Glucagon-like peptide 1 (GLP-1) receptor agonists (RAs) approved to date are administered by injection; therefore, patient perceptions of an oral GLP-1 RA are unknown. This discrete choice experiment explored preferences for (unbranded) oral and injectable GLP-1 RA profiles among Japanese patients with type 2 diabetes (T2D).
An online survey was designed using literature review and qualitative interview findings, and administered to Japanese patients with T2D and HbA 1c ≥ 7.0% receiving oral antiglycaemic medication (with no experience of injectable antiglycaemic medication). Therapy profiles were created using Japanese head-to-head trial data for orally administered semaglutide (7 mg and 14 mg), injectable dulaglutide (0.75 mg), and injectable liraglutide (0.9 mg). Profiles were not labelled. Choice tasks tested preference between hypothetical profiles, preference between profiles with actual trial data, and willingness to initiate treatment. Relative importance of attributes was determined using conditional logit regression.

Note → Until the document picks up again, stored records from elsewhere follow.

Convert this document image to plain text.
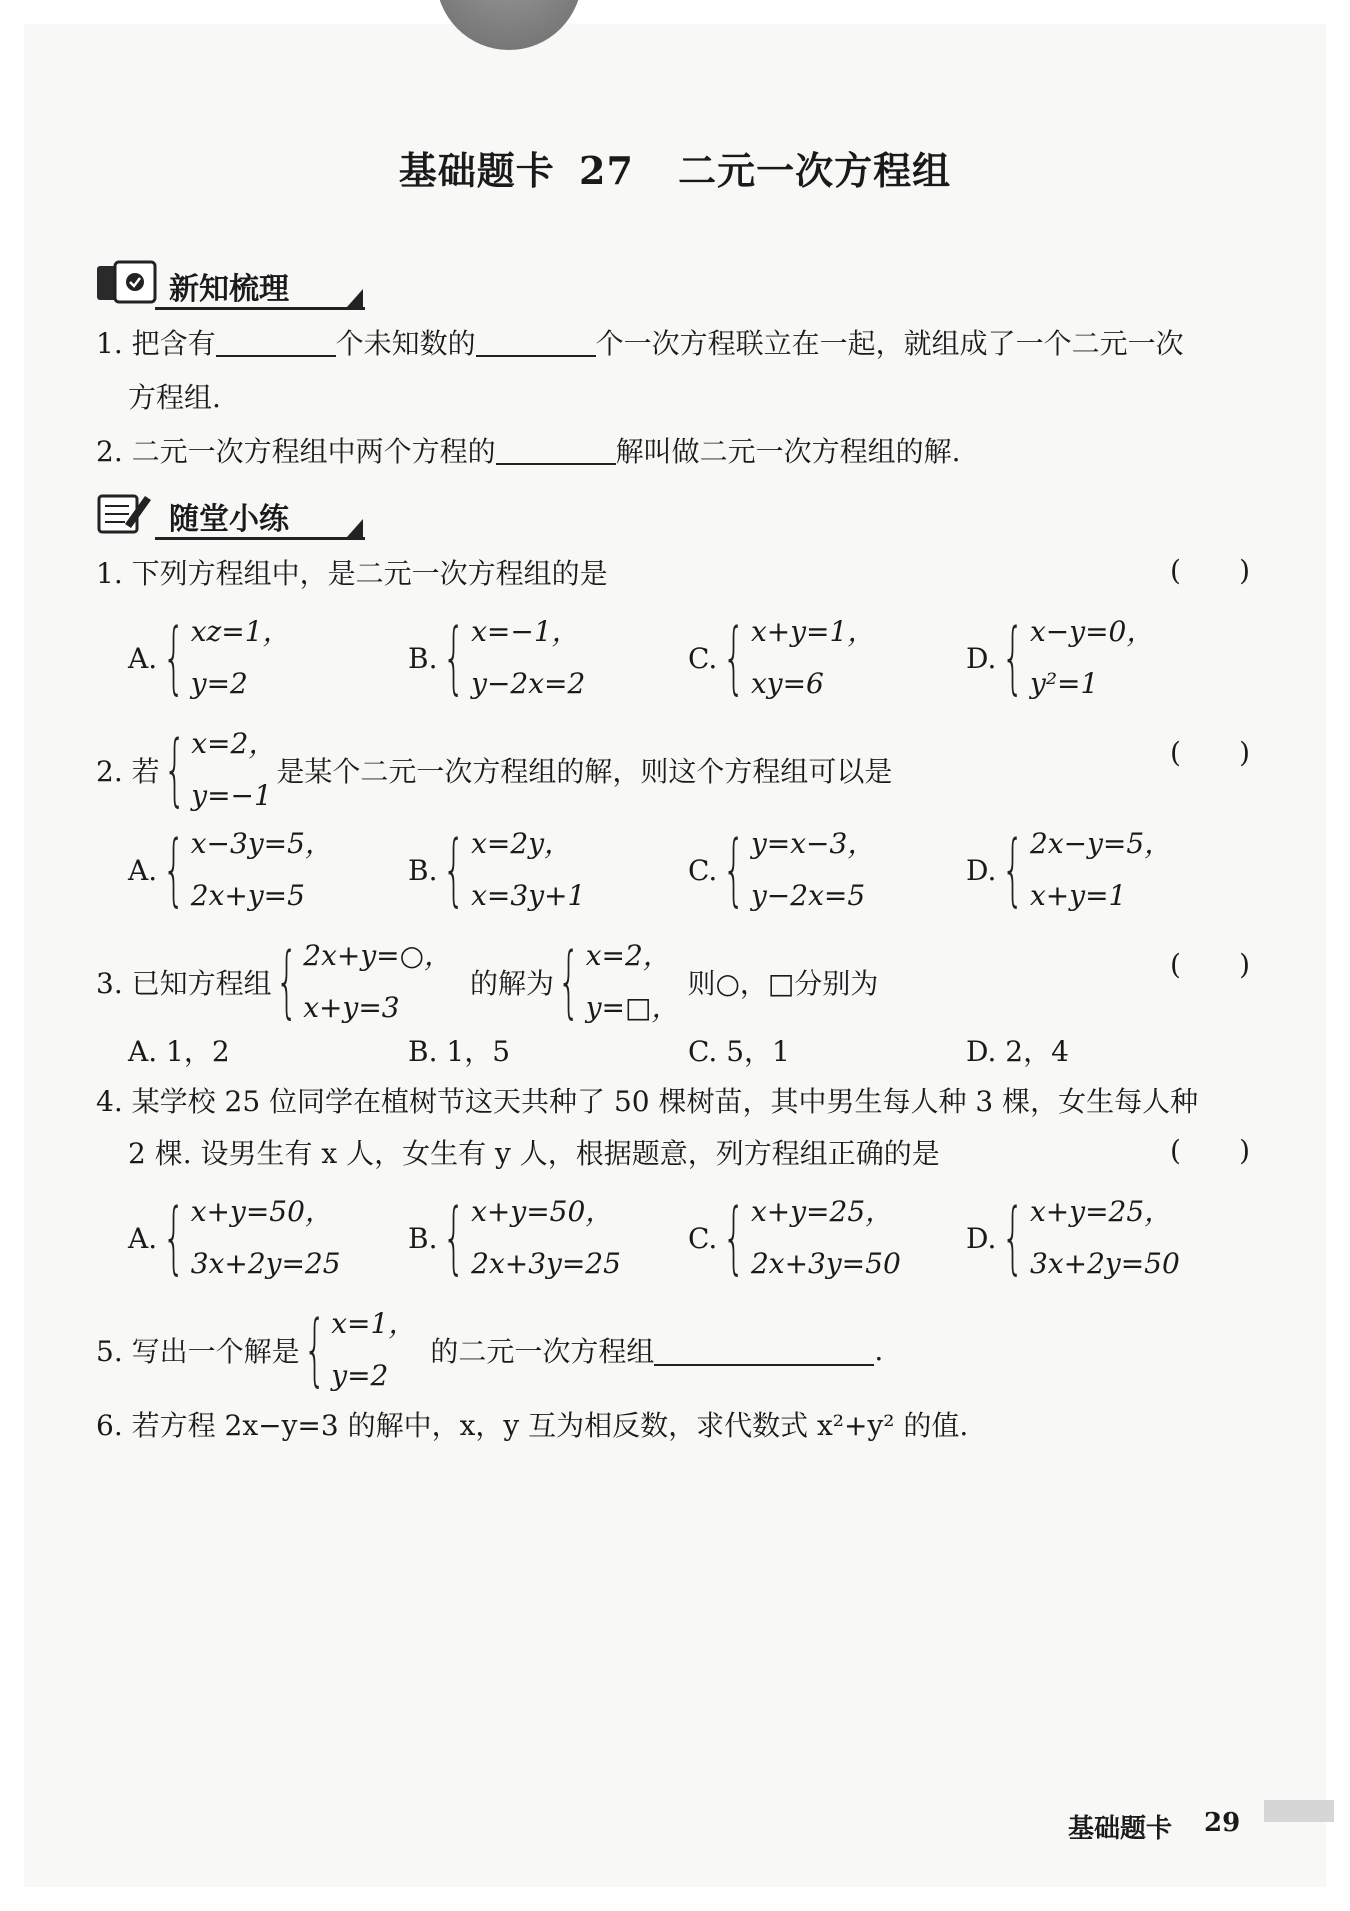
基础题卡 27 二元一次方程组
新知梳理
1. 把含有	个未知数的	个一次方程联立在一起，就组成了一个二元一次
方程组.
2. 二元一次方程组中两个方程的	解叫做二元一次方程组的解.
随堂小练
1. 下列方程组中，是二元一次方程组的是	( )
A. { xz=1，
y=2
B. { x=−1，
y−2x=2
C. { x+y=1，
xy=6
D. { x−y=0，
y²=1
2. 若 { x=2，
y=−1
是某个二元一次方程组的解，则这个方程组可以是
( )
A. { x−3y=5，
2x+y=5
B. { x=2y，
x=3y+1
C. { y=x−3，
y−2x=5
D. { 2x−y=5，
x+y=1
3. 已知方程组 { 2x+y=○，
x+y=3
的解为 { x=2，
y=□，
则○，□分别为
( )
A. 1，2	B. 1，5	C. 5，1	D. 2，4
4. 某学校 25 位同学在植树节这天共种了 50 棵树苗，其中男生每人种 3 棵，女生每人种
2 棵. 设男生有 x 人，女生有 y 人，根据题意，列方程组正确的是	( )
A. { x+y=50，
3x+2y=25
B. { x+y=50，
2x+3y=25
C. { x+y=25，
2x+3y=50
D. { x+y=25，
3x+2y=50
5. 写出一个解是 { x=1，
y=2
的二元一次方程组	.
6. 若方程 2x−y=3 的解中，x，y 互为相反数，求代数式 x²+y² 的值.
基础题卡 29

A total of 500 respondents were analysed: mean age 61.2 years; 93.8% male; mean HbA 1c 7.6%; 78.2% with HbA 1c ≥ 7.0 to < 8%; 89% with HbA 1c above personal target. Mean BMI was 25.4 kg/m 2; 49% had obesity (≥ 25 kg/m 2). The treatment attribute with greatest importance was mode and frequency of administration (49.1%), followed by nausea risk (30.8%), weight change (11.3%), and HbA 1c change (8.8%). Oral semaglutide 7 and 14 mg-like profiles were both preferred: the 7 mg-like profile was preferred over dulaglutide (by 91.0% of respondents) and liraglutide (by 89.4%); the 14 mg-like profile was preferred over dulaglutide (by 88.2%) and liraglutide (by 94.4%). Willingness to initiate treatment was also higher for orally administered semaglutide-like profiles: 62.4% with 7 mg and 64.0% with 14 mg, versus 13.6% and 11.0% with injectable GLP-1 RA-like profiles. Subgroup results were generally consistent with the overall sample.
Japanese patients with T2D appear to prefer oral GLP-1 RA profiles over injectable GLP-1 RA profiles, and administration appears to be the most important factor in this decision. This highlights the unmet need for an effective and orally administered GLP-1 RA for the treatment of T2D in Japan.